Bitcoin und Ethereum wackeln – was macht die neue Generation?




05.02.18 12:46
Feingold-Research

Derzeit werden die Auswirkungen von steigenden Zinsen breit diskutiert. Neben den bekannten Kryptowährungen profitieren auch ICOs von der Nullzinspolitik der Notenbanken. Nicht nur in Deutschland, sondern weltweit begeistern sich immer mehr Anleger für diese immer zahlreicher werdenden Initial Coin Offerings. Vor allem Startups oder junge Unternehmen finanzieren damit ihre Internet-Projekte. Grob vergleichbar sind ICOs mit IPOs an einer Börse. Mit dem Börsengang wollen auch die frisch börsennotierten Unternehmen ihre geschäftliche Expansion finanzieren und vorantreiben. Investoren hoffen durch die Beteiligung an diesen Firmen, später Kursgewinne zu erzielen. 

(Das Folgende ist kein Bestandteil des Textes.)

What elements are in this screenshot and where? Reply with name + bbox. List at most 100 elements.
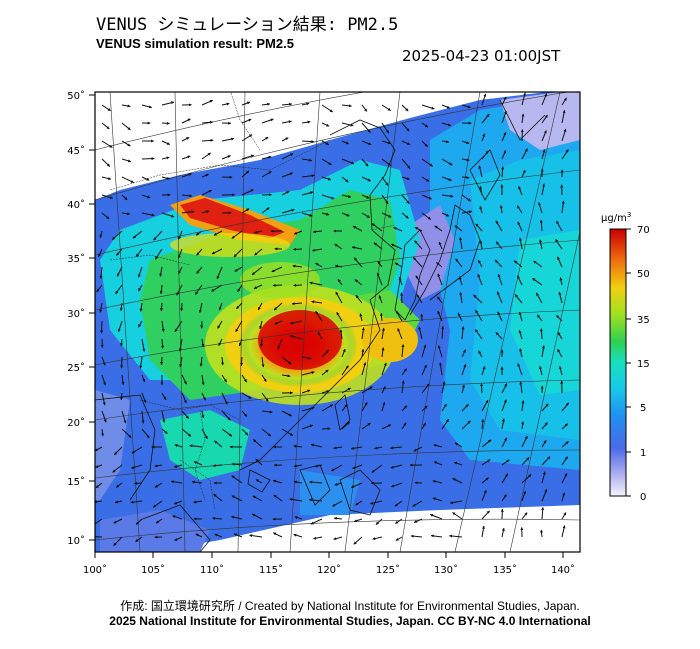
wind-arrow: [301, 140, 315, 144]
wind-arrow: [495, 331, 503, 340]
wind-arrow: [495, 241, 503, 250]
wind-arrow: [234, 266, 243, 272]
wind-arrow: [461, 420, 471, 430]
wind-arrow: [211, 248, 223, 255]
wind-arrow: [501, 418, 505, 430]
wind-arrow: [561, 492, 566, 502]
wind-arrow: [255, 479, 263, 484]
wind-arrow: [461, 140, 470, 145]
wind-arrow: [461, 326, 465, 340]
wind-arrow: [261, 356, 265, 368]
wind-arrow: [289, 320, 303, 325]
wind-arrow: [412, 256, 423, 268]
wind-arrow: [321, 404, 333, 412]
wind-arrow: [441, 381, 446, 394]
wind-arrow: [391, 482, 403, 488]
wind-arrow: [561, 456, 568, 466]
wind-arrow: [161, 410, 166, 423]
wind-arrow: [421, 194, 432, 200]
wind-arrow: [361, 194, 370, 199]
wind-arrow: [196, 248, 203, 256]
wind-arrow: [461, 176, 470, 179]
wind-arrow: [479, 240, 483, 250]
wind-arrow: [361, 362, 367, 376]
wind-arrow: [161, 320, 165, 332]
wind-arrow: [341, 176, 349, 183]
wind-arrow: [521, 400, 525, 412]
wind-arrow: [100, 320, 104, 334]
wind-arrow: [154, 482, 163, 488]
wind-arrow: [101, 176, 112, 181]
wind-arrow: [540, 529, 543, 538]
wind-arrow: [416, 294, 423, 304]
wind-arrow: [221, 102, 230, 106]
wind-arrow: [481, 419, 485, 430]
wind-arrow: [561, 110, 566, 124]
wind-arrow: [114, 500, 123, 504]
wind-arrow: [541, 440, 547, 448]
wind-arrow: [130, 500, 143, 504]
wind-arrow: [141, 428, 150, 439]
wind-arrow: [281, 120, 292, 124]
wind-arrow: [421, 122, 429, 128]
wind-arrow: [154, 248, 163, 260]
wind-arrow: [341, 387, 351, 394]
wind-arrow: [541, 183, 546, 196]
wind-arrow: [137, 266, 143, 278]
wind-arrow: [261, 428, 272, 437]
wind-arrow: [538, 365, 543, 376]
colorbar-label-70: 70: [637, 225, 650, 236]
lat-tick-10: 10˚: [67, 535, 85, 547]
lon-tick-130: 130˚: [434, 564, 458, 576]
wind-arrow: [181, 410, 190, 419]
lat-tick-25: 25˚: [67, 362, 85, 374]
wind-arrow: [121, 158, 132, 163]
wind-arrow: [481, 399, 489, 412]
wind-arrow: [115, 284, 123, 295]
wind-arrow: [321, 349, 329, 358]
wind-arrow: [321, 176, 332, 181]
wind-arrow: [518, 186, 523, 196]
wind-arrow: [214, 440, 223, 448]
wind-arrow: [293, 283, 303, 287]
wind-arrow: [310, 443, 323, 448]
wind-arrow: [221, 392, 228, 405]
wind-arrow: [221, 356, 225, 366]
wind-arrow: [95, 482, 103, 489]
wind-arrow: [341, 140, 349, 145]
wind-arrow: [141, 104, 152, 109]
wind-arrow: [201, 210, 210, 214]
wind-arrow: [373, 242, 383, 250]
wind-arrow: [199, 356, 203, 367]
wind-arrow: [381, 424, 392, 430]
wind-arrow: [321, 194, 335, 200]
wind-arrow: [401, 212, 409, 219]
wind-arrow: [180, 302, 184, 312]
wind-arrow: [261, 392, 269, 402]
wind-arrow: [195, 533, 203, 538]
wind-arrow: [101, 212, 110, 220]
wind-arrow: [501, 96, 507, 106]
wind-arrow: [378, 295, 383, 304]
wind-arrow: [301, 120, 311, 124]
wind-arrow: [397, 328, 403, 340]
wind-arrow: [355, 294, 363, 304]
wind-arrow: [381, 327, 385, 340]
wind-arrow: [155, 518, 163, 524]
wind-arrow: [370, 500, 383, 505]
wind-arrow: [120, 392, 123, 401]
wind-arrow: [321, 140, 330, 146]
wind-arrow: [513, 260, 523, 268]
wind-arrow: [101, 122, 110, 130]
wind-arrow: [481, 459, 491, 466]
wind-arrow: [135, 518, 143, 525]
wind-arrow: [541, 149, 546, 160]
wind-arrow: [309, 281, 323, 286]
lat-tick-15: 15˚: [67, 476, 85, 488]
wind-arrow: [99, 266, 103, 279]
wind-arrow: [261, 374, 267, 382]
wind-arrow: [361, 158, 369, 167]
wind-arrow: [301, 356, 312, 360]
wind-arrow: [95, 536, 103, 538]
wind-arrow: [281, 374, 291, 378]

ICOs werden häufig Usern und Investoren angeboten, die für ihr Geld Tokens bekommen, die unterschiedlich eingesetzt werden können. Die meisten der bisher in Deutschland angebotenen Tokens sind Zahlungsmittel für die jeweilige Anwendung und werden daher als Utility Token bezeichnet. Die Nähe zu bekannten digitalen Währungen wie etwa Bitcoin ist auffällig, wobei zahlreiche Tokens zum aktuellen Zeitpunkt nur innerhalb der angebotenen Anwendung genutzt werden kann. Die Tokens werden wie ihre großen Brüder Bitcoin, Ethereum oder Ripple in einer Wallet, also einem digitalen Portemonnaie verwahrt und können nach ihrem Listing an einer Krypto-Börse ähnlich wie Aktien gehandelt werden.